The parameters that control the optimization process are primarily the mutation probability, population size, drop size in the drop-by-drop method and the confidence level with which different solutions are separated. For the purposes of the optimization method proposed here, a fixed value for the mutation probability of 0.1% was used and showed to be sufficient to achieve convergence. A population size of 100 genomes was used, which affects the ability of the optimization method to “store” useful genome representations, as well as the resolution of the best effort Pareto-optimal fronts distribution. While a larger population may be more useful for a decision maker, it was here showed that a size of 100 is sufficient to present an outline of what the best effort Pareto-optimal set looks like. Settings for drop size and confidence level will affect the speed with which the optimization method will converge towards a best effort Pareto-optimal set. Optimal settings for drop size and convergence level are not examined in this text, but may be considered a candidate for future work.
The functions that control the optimization process are the mutation function, the crossover function, the fitness function and the genetic representation. The genetic representation can be modified in different ways which may affect the quality of solutions and the speed with which they can be found. The here proposed genetic representation, mutation and crossover functions has been shown to be sufficient to achieve convergence towards a best effort Pareto-optimal set in Section 2.4.3, but no further analysis of these aspects is performed in this text.
When a genome is interpreted and a solution created through a number of Monte Carlo iterations, upper and lower bounds corresponding to the configured confidence interval can be created for each of the four optimization criteria using the formulas in Equation 2.12 and Equation 2.13 respectively. As mentioned in the discussion on non-dominated sorting in Section 2.4.2, a solution is said to dominate another if if that solution is better or equal to the dominated solution in all criteria. A domination test function making use of a configurable confidence interval to determine whether a solution dominates another with regards to each specific criteria is appealing. Using such a domination function, a criteria is considered equal if the corresponding upper and lower bounds overlap. This approach is appealing, because it reduces the odds of incorrectly rating solutions as better or worse than they actually are due to approximation errors. However, this approach means that circular domination can occur, which is illustrated in Figure 2.17.
Circular domination is less likely to occur with smaller confidence intervals, i.e. better approximations. The effect of circular domination is that the non-dominated sort algorithm gets stuck because there is no non-dominated front once the circularly dominated solutions are encountered. Because of this reason, this fitness function was not explored further in this text, but the approach described in Section 2.4.2 was used instead.

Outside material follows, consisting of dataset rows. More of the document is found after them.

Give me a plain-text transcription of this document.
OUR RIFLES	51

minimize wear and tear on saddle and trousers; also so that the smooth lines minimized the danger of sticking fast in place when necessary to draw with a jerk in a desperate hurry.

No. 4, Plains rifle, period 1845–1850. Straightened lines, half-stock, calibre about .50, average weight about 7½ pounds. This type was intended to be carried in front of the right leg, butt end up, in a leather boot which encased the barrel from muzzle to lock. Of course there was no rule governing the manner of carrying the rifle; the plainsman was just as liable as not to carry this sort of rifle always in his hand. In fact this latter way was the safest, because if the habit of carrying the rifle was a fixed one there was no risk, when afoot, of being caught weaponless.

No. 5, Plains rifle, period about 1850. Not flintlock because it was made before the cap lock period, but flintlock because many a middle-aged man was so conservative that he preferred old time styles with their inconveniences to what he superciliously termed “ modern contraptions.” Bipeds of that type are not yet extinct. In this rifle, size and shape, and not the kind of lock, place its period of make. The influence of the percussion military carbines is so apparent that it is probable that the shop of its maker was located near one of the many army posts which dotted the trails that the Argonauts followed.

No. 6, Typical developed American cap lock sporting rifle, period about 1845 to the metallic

1In the absence of an algorithm which can provably find the Pareto-optimal set, the term “best effort Pareto-optimal” is here used to denote the set found by a heuristic algorithm designed to converge towards the true Pareto-optimal set.
2A set of Pareto-optimal solutions is by necessity discrete and described only in the points where solutions exist. The term Pareto-front is here used to denote the often continuous space in which all points are Pareto-optimal.